Proviamo a capire, in sintesi, come funziona il MES:

Nel caso uno Stato avesse difficoltà a finanziarsi sul mercato, potrà fare richiesta di finanziamento. Se quello Stato non sta rispettando alcuni requisiti (tra cui debito/Pil sotto il 60% o il deficit entro la soglia del 3%), vi sarebbe la possibilità di chiedere il private sector involvement, come già avvenuto in Grecia (e senza alcuna riforma del MES, a riprova del fatto che la questione non è affatto dirimente), che di fatto potrebbe portare alla richiesta di ristrutturazione del debito.

L’Italia quindi oggi per accedere eventualmente agli aiuti del MES dovrebbe iniziare a rispettare la regola di riduzione del debito inclusa nel fiscal compact (una riduzione media annua di circa il 3% nel rapporto debito /PIL) o rischiare l’imposizione di una ristrutturazione come condizione per la concessione di una linea di credito straordinaria.

Tuttavia l’obiettivo del MES è quello di arginare le crisi di solvibilità, non certo di generarle. Non a caso il confronto con l’istituzione cui più assomiglia (il Fondo Monetario Internazionale) è rivelatrice: infatti, mentre il regolamento del FMI prevede automaticamente la ristrutturazione dei debiti non sostenibili in caso di suo intervento, il MES contempla la ristrutturazione solo come ipotesi.

L’altro elemento controverso della riforma del MES è che prevede l’introduzione di nuove Clausole di Azione Collettiva (CACs) dette “single limb” sui titoli emessi da gennaio 2022. Le (CACs) permettono di cambiare i termini di tutto il debito emesso a condizione che i nuovi termini vengano approvati da una maggioranza dei detentori. Un sistema senza CACs è quello che è stato applicato sul default argentino, dove i detentori di minoranza che non vollero aderire alla ristrutturazione ebbero una trattativa separata, aumentando tempi e costi della ristrutturazione.

Dal gennaio 2013, tutti i titoli di Stato dei Paesi dell’Eurozona con durata superiore a un anno vengono emessi con le CACs. Sono “double-limb CACs”, cioè richiedono, per cambiare i termini dei titoli, sia la maggioranza dei voti sul totale dei titoli emessi, sia una maggioranza a livello di ciascun “ISIN”. Con la riforma del MES sarà sufficiente la sola maggioranza a livello della totalità dei titoli.

La retorica politica arriva a dire che il MES è stato “ideato per favorire la speculazione contro l’Italia”. In realtà il rischio di fallimento di un paese non dipende dalle procedure per la gestione di una eventuale ristrutturazione, ma dai tassi di crescita, di inflazione, dai livelli di debito, dai costi del debito e dalla traiettoria del deficit.

Un ultimo dettaglio cruciale per spazzare via il dubbio sul fatto che la riforma del MES sia un complotto contro l’Italia è che il sistema di voto nel “condominio europeo” prevede che la procedura d’urgenza richieda l’85% dei “millesimi”, pertanto ci sono tre paesi che godono sostanzialmente di un diritto di veto: la Germania (“azionista” del MES al 26,9%), Francia (20,2%) e Italia (17,8%).

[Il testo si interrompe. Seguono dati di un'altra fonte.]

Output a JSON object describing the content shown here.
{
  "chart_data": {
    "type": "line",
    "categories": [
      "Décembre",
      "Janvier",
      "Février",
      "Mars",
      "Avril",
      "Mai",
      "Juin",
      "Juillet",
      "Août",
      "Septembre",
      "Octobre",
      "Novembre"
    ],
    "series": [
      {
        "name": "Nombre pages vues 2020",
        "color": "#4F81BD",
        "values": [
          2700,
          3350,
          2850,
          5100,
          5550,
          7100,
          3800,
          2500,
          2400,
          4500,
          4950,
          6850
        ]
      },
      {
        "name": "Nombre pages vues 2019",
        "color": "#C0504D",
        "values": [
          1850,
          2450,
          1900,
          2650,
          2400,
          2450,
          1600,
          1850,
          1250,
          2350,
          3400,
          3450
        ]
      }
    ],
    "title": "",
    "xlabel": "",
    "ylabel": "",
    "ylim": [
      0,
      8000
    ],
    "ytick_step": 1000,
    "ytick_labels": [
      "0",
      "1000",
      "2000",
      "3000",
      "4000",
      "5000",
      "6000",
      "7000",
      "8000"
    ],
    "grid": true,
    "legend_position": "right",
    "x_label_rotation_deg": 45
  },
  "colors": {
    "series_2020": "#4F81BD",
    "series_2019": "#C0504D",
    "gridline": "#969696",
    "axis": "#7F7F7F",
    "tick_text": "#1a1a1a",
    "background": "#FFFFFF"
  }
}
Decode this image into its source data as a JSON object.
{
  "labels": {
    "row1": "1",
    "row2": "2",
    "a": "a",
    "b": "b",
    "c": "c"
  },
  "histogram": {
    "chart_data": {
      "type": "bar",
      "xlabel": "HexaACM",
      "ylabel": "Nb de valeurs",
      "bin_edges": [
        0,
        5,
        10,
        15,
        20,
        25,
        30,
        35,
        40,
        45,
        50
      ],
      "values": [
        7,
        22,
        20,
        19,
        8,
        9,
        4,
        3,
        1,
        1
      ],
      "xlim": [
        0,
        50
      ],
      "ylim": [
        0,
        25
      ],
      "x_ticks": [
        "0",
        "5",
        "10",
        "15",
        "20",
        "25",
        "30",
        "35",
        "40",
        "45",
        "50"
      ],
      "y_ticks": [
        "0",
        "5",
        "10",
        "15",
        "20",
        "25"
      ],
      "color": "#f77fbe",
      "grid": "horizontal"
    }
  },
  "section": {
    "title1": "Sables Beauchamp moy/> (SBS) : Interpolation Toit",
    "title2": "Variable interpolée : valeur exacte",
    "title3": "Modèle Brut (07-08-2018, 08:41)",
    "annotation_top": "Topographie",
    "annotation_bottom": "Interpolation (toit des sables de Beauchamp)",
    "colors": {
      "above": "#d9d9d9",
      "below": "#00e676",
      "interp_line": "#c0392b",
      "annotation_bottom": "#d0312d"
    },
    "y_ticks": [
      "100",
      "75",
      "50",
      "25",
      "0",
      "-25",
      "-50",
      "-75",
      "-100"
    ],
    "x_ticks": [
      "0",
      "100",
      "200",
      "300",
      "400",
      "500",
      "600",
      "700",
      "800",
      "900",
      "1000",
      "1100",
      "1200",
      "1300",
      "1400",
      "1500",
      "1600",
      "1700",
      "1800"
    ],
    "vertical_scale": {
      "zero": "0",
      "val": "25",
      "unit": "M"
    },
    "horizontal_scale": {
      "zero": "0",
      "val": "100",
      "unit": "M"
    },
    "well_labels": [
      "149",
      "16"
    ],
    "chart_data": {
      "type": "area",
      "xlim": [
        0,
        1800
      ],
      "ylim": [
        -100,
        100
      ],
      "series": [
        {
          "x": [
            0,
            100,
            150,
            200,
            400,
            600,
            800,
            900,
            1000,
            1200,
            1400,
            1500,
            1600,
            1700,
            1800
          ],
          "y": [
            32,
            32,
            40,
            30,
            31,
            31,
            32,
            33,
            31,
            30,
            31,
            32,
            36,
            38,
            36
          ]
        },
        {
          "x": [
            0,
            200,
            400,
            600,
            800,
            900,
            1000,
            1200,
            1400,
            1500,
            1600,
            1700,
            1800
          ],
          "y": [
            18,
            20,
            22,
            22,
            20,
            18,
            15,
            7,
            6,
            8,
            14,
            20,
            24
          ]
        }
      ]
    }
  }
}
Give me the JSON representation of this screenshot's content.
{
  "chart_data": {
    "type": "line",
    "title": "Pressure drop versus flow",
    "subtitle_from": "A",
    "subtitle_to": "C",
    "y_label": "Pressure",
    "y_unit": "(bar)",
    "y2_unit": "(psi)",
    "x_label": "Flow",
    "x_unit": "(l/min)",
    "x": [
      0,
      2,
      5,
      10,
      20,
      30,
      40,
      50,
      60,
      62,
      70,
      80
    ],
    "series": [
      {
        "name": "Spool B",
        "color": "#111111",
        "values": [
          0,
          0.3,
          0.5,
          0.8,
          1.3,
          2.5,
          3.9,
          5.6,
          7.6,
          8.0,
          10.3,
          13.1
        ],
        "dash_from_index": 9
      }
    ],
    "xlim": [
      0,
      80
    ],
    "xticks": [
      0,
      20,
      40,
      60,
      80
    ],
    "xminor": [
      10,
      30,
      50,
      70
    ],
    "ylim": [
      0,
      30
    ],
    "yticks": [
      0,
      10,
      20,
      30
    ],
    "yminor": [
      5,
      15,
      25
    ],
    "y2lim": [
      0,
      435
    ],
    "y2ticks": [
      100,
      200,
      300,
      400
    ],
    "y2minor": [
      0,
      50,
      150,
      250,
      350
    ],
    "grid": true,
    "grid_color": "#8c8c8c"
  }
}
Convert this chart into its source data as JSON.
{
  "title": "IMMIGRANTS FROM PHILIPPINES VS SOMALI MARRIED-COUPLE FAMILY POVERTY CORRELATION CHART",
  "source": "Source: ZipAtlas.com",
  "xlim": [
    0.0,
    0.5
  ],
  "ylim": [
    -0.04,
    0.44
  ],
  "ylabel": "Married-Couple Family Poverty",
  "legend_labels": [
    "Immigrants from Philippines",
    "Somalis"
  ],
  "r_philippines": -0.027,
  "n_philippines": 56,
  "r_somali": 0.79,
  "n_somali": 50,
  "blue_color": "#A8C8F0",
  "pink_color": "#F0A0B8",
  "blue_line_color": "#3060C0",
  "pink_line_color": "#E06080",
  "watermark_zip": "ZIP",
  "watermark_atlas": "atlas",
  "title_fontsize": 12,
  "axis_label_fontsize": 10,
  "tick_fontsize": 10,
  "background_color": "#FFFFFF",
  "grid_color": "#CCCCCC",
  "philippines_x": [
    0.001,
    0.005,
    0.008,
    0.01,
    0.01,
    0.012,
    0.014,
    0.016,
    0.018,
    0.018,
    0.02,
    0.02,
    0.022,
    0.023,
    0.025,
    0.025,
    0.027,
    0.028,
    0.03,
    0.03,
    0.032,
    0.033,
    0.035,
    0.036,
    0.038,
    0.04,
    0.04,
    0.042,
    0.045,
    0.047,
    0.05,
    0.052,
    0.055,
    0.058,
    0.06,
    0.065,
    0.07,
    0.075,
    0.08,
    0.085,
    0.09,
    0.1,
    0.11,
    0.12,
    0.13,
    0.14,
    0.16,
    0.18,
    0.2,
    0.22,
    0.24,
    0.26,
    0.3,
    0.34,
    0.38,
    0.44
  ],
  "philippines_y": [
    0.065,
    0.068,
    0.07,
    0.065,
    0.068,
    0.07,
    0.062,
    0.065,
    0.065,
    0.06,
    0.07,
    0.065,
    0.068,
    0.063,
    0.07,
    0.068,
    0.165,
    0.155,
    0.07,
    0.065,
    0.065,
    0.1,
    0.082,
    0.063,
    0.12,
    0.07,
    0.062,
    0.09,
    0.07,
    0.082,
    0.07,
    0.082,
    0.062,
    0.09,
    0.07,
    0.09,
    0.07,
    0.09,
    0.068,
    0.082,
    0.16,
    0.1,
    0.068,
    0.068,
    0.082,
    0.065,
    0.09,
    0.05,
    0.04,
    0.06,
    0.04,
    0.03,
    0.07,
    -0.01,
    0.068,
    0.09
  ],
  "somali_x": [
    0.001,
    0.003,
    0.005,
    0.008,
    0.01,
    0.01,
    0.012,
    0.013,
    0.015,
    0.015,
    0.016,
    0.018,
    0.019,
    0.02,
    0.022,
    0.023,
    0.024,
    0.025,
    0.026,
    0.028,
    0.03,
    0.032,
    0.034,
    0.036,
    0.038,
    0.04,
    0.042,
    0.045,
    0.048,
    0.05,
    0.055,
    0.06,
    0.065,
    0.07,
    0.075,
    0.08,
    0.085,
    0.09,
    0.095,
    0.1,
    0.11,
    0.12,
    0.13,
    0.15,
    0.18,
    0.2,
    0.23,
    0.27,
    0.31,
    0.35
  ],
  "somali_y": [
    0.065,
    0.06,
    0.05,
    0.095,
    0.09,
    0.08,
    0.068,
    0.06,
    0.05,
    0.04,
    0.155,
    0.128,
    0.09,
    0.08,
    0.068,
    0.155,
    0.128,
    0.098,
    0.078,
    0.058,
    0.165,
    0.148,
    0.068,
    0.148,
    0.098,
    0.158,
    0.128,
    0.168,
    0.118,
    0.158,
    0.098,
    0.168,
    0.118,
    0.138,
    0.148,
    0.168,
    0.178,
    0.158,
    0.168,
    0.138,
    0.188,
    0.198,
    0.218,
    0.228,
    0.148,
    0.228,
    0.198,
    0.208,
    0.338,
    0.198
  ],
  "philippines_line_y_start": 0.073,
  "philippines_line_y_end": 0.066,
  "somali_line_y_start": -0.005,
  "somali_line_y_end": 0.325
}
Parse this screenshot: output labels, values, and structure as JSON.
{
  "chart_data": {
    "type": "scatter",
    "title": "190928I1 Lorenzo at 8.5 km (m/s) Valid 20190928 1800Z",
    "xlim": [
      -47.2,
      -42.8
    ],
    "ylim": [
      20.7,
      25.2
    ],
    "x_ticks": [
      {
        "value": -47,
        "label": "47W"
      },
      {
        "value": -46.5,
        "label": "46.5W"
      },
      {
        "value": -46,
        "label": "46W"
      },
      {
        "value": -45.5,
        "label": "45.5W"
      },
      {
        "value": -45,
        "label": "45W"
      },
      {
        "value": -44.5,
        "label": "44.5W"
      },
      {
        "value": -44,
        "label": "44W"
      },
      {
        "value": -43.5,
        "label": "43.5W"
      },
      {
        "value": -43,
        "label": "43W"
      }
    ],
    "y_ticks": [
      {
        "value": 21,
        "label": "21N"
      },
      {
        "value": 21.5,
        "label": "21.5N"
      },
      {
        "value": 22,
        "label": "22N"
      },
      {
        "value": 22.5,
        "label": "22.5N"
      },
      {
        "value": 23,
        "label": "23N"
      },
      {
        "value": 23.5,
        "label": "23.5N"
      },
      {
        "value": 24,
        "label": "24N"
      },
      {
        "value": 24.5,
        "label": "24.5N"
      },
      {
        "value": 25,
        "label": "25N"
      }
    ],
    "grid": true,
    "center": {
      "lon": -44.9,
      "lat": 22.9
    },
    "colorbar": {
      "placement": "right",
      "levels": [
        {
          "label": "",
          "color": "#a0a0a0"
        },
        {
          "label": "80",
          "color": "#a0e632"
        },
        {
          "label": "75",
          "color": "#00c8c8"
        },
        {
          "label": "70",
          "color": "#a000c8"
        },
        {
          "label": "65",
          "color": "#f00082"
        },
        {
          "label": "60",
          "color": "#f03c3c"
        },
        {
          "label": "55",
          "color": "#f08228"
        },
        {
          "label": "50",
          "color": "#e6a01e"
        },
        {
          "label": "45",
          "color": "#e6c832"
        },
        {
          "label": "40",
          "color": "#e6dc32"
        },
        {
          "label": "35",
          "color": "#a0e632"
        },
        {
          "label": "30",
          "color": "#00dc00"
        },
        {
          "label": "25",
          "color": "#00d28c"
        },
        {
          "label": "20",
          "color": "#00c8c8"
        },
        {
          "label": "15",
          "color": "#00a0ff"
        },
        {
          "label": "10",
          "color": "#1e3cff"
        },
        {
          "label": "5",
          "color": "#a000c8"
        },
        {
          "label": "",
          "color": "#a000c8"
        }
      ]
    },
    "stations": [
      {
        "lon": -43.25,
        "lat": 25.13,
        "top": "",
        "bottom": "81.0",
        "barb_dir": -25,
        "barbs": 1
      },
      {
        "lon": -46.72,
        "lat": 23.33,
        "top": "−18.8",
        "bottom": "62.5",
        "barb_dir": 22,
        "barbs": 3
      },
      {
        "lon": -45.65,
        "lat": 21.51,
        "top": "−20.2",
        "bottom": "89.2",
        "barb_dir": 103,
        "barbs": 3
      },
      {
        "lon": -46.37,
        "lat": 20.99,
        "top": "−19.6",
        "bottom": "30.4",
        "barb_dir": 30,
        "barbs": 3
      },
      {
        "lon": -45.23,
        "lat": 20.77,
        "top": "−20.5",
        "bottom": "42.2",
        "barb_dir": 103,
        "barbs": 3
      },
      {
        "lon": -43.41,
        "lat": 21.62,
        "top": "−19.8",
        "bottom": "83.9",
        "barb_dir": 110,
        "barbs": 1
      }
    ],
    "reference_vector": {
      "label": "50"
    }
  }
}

Senza il loro voto, il MES non potrà procedere alla concessione o all’attuazione di una assistenza finanziaria.

Un italiano che si dichiara contrario al MES forse ritiene che questo Paese non avrà mai tassi di crescita tali da sostenere il debito, e teme di dover ricorrere ad aiuti. Ma se le condizioni abbinate a questi aiuti saranno troppo severe, l’Italia è uno dei tre paesi che può imporre un veto. Quindi di fatto chi è contrario al MES si oppone soltanto all’idea che banche e Stati dovrebbero smettere di sostenersi a vicenda sulle spalle dei contribuenti.

Ogni medaglia ha due facce, è giusto conoscerle entrambe quando si dichiara cosa si sostiene.